As you may imagine, there are a number of problems.  First and foremost is the fact that while it's ostensibly an Italian film (it was made in Italy), everyone speaks English, most with a British accent.  The man playing Giovanni has what I believe is an Irish accent (?!?).  Then there's a subplot concerning Teresa (Alessandra Guerzoni), a Jew Anna has been hiding from the Nazis.  What's that got to do with the price of tea in China or more to the point, the evil from the well?  Nothing, as far as I can tell.  Fleshed out, the subplot could have given the movie a much needed shot of non-suckiness.  And why the hell did Lucia run into the middle of a corn field to bury a crucifix when later on, all the crucifixes in the house melt anyway?  This isn't the only scene that will make you go, "Huh?" and want to throw heavy things at your TV.  As for the evil...what is it?  Well, the attempted exorcism was an colossal failure so probably not the devil or a demon from Christian lore.  It's never made clear.  In the final examination, I realized I simply didn't care.  I did care that the filmmakers couldn't be bothered to think up a proper climax.  Lazy twits. 
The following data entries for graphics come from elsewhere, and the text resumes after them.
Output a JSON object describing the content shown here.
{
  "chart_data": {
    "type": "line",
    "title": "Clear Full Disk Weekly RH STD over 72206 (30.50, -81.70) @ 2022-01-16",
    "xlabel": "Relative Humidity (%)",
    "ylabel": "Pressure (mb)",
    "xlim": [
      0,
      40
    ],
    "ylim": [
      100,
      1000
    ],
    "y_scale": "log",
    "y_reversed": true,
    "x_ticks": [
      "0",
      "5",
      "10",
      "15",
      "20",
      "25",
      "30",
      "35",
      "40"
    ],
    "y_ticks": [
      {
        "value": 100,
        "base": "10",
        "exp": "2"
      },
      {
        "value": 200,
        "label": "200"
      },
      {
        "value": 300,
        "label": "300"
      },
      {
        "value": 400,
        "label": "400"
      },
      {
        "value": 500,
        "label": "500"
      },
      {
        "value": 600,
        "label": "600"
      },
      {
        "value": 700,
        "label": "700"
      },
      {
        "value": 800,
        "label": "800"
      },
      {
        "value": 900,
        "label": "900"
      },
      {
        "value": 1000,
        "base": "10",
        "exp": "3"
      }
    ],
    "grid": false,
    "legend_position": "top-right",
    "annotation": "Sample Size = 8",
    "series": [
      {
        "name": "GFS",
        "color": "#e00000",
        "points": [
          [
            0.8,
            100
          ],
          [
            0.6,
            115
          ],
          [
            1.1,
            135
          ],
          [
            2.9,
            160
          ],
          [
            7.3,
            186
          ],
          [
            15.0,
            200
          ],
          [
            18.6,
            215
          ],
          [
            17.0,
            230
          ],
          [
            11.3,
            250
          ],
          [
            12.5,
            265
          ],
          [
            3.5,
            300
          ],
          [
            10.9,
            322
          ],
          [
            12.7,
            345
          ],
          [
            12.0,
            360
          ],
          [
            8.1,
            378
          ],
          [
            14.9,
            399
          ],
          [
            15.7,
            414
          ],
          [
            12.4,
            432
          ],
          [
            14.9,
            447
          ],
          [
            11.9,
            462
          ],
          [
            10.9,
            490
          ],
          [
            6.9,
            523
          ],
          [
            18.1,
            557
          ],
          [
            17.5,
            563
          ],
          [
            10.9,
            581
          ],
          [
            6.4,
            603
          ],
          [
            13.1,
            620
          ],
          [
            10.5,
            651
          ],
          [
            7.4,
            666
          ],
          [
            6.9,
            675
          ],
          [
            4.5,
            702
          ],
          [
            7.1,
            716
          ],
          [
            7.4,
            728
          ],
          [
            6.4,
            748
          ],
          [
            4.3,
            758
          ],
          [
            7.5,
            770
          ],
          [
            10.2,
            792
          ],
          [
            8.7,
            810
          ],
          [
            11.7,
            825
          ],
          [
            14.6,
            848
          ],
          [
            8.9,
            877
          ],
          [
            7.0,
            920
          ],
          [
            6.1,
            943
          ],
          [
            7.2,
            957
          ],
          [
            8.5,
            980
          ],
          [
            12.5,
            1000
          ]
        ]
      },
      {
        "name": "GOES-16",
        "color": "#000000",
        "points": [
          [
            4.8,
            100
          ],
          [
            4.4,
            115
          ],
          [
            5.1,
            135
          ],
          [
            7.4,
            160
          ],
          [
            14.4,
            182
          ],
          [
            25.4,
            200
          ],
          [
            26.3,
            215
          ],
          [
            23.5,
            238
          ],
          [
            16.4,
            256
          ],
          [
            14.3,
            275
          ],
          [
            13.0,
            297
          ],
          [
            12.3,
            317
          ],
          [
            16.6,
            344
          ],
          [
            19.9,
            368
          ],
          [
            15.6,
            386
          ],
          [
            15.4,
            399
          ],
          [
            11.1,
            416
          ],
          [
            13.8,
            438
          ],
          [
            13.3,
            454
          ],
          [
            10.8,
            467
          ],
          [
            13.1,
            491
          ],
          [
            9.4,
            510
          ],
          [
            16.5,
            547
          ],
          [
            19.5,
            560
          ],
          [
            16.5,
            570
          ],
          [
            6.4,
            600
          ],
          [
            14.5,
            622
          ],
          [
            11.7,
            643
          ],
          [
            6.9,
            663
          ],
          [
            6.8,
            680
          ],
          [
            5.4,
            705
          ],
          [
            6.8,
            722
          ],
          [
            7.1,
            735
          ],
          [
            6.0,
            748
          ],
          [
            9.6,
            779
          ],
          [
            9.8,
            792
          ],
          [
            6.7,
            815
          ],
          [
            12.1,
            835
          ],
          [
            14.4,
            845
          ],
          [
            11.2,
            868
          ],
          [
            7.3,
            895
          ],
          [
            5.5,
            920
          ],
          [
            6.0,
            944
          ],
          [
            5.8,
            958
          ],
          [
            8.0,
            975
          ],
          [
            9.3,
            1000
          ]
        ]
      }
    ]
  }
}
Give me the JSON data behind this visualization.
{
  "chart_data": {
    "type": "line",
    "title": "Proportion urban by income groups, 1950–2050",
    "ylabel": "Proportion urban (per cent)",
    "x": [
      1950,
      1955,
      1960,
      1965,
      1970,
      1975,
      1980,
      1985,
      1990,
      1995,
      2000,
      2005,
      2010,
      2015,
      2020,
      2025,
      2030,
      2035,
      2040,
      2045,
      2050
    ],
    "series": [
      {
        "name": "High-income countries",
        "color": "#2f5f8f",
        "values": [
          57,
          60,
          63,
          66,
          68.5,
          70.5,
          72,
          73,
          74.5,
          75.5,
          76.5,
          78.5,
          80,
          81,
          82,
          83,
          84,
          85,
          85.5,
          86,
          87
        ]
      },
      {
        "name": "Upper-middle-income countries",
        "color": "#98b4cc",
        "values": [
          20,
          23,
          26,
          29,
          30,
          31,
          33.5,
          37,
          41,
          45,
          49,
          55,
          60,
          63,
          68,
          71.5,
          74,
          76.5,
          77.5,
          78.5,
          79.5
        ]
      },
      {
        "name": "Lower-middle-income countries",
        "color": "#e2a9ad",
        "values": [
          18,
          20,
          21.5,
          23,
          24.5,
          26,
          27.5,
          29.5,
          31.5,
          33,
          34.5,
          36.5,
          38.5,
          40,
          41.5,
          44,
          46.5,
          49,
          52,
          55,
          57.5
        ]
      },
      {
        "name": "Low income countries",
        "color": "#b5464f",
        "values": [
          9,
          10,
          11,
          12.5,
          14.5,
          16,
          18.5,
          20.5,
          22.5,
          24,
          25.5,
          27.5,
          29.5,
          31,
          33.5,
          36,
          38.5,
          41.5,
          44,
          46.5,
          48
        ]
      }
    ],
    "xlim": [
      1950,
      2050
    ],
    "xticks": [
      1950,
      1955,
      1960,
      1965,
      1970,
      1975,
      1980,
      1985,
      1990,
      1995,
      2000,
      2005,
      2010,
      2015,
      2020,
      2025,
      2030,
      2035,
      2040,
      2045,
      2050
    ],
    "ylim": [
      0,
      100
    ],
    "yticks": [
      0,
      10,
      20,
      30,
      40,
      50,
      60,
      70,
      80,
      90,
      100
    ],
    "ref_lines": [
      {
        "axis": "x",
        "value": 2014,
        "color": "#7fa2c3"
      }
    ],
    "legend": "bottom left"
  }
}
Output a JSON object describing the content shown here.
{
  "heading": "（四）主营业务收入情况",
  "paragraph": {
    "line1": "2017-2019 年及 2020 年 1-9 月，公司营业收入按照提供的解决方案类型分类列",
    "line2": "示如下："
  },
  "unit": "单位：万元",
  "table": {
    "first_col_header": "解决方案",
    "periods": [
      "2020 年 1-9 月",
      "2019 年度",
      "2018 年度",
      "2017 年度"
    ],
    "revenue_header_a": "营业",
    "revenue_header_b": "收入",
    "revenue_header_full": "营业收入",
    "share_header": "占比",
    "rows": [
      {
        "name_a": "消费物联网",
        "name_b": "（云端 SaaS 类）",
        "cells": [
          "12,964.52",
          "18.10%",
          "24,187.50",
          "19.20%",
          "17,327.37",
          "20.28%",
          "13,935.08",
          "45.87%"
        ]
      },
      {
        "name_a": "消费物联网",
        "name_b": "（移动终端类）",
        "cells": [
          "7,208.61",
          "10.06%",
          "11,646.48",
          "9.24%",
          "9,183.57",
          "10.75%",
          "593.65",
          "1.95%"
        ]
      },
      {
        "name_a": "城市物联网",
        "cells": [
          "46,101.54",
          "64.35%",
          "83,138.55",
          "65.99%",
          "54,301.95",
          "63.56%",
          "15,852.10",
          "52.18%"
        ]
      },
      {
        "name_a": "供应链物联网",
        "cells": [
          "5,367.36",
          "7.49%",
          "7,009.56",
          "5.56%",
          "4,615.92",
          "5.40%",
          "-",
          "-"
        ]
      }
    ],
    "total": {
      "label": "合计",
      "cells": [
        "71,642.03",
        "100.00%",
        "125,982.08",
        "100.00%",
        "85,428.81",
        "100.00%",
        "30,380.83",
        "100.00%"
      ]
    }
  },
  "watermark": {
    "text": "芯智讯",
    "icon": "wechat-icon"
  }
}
Acting:  Guerzoni as Teresa gives the best performance.  Too bad she was on screen for like two minutes.  Seal as Pietro acts as if he's doing summer stock.  Rochon as Lucia is all right, if not a little manic.  Kay as Alice is...uh...goofy.  Hard to explain. 
Story:  H.P. Lovecraft, ancient evil, and a little bit of zombie action.  Can't complain.
Direction:  I can't describe it.  Just...boring.
Production Values:  Giving credit where it's due, the cinemetography is pretty groovy.  The shots with the moon are almost inspired.  The sound is my only major complaint.  Tinny.  With a budget of just $100,000, though, the film doesn't look too bad. 
Gore/FX:  Quite a bit of blood.  It approaches the realm of comic but doesn't cross the line.  The decomposing bodies are impressively gross. 
Scares:  Again, with the credit is due thing.  The first shot of the film damn near made me swallow my tongue.  If you don't jump, you're taking too many drugs.  Beyond that, there are one, maybe two scares worth mentioning. 
Ending:  Oh, it's stupid as hell. 
Verdict:  Should you see Colour From the Dark?  If there's something else you want to do for an hour and a half, like watch your toenails grow, I say go for it.